WASHINGTON -- Corporations can be held liable in U.S. courts for human rights violations committed abroad, the U.S. Court of Appeals for the 9th Circuit ruled on Wednesday. The 9th Circuit reached the same conclusion as two other appeals courts, the 7th and D.C. Circuits, which further isolates the 2nd Circuit's contrary determination, slated for Supreme Court review this term.
The case, Sarei v. Rio Tinto, arises out of a lawsuit brought in 2000 alleging that Rio Tinto, a multinational mining company, is responsible for the deaths of about 15,000 residents on the island of Bougainville in Papua New Guinea. In 1988, Bougainville residents revolted against Rio Tinto, sabotaging its mine and citing the company's displacement of villages, major pollution and systematic discrimination against native workers. At Rio Tinto's urging, the Papua New Guinea government sent in its military and, with the use of Rio Tinto helicopters and vehicles, killed many people in an effort to put down the revolt. Soon thereafter, Papua New Guinea imposed a military blockade on Bougainville to secure the mine, and the country fell into a decade-long civil war.
Wednesday's ruling by an 11-judge panel found that corporations can be sued for genocide and war crimes under the Alien Tort Statute. That law, passed by the first Congress in 1789, allows foreign plaintiffs to bring suit in federal courts for violations of "the law of nations."
Conspicuously absent from the Alien Tort Statute, however, is any language defining who or what can be a defendant in such suits. The 9th Circuit held that corporations can be sued under the law, although its seven-judge majority splintered over the reason why. Four judges agreed that a court "should consider separately each violation of international law alleged and which actors may violate it," two others emphasized that "courts should first look to [domestic law] to see if the corporate defendant is within the ambit" of liability for the alleged wrongdoing, and one judge signed onto both takes. Four additional judges dissented, concluding that the Alien Tort Statute does not cover "suits between aliens for acts occurring in foreign countries," and therefore they did not reach the question of corporate liability at all.
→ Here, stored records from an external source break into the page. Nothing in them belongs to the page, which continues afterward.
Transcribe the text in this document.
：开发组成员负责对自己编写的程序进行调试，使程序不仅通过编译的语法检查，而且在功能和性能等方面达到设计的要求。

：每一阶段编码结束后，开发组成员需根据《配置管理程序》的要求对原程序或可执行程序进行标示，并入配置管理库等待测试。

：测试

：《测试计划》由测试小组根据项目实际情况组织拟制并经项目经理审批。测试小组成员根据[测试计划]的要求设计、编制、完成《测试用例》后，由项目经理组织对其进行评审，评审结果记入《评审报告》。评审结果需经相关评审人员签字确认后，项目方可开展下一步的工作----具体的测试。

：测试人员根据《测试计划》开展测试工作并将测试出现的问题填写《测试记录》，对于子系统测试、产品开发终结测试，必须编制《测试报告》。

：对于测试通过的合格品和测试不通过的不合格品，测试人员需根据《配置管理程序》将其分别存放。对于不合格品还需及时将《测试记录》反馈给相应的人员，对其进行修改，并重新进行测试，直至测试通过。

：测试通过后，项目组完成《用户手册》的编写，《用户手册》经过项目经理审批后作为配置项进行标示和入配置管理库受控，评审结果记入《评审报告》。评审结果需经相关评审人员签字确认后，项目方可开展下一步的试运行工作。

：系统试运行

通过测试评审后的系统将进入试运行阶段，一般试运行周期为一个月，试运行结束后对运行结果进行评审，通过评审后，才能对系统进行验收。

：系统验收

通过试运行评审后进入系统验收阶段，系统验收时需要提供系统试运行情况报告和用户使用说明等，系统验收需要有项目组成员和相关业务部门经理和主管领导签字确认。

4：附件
The differences of opinion both within the 9th Circuit's majority and between the court's majority and the dissenting judges further exacerbate the problem of warring interpretations of the Alien Tort Statute, with another court rejecting corporate liability altogether, a third court looking to domestic law to determine appropriate defendants, and a fourth giving flippant approval to foreign plaintiffs' claims against corporations.
Mercifully, the Supreme Court will settle the matter by the end of June. Which side the Court will take mercy upon -- the corporations or those they allegedly harmed -- will be hotly anticipated until then.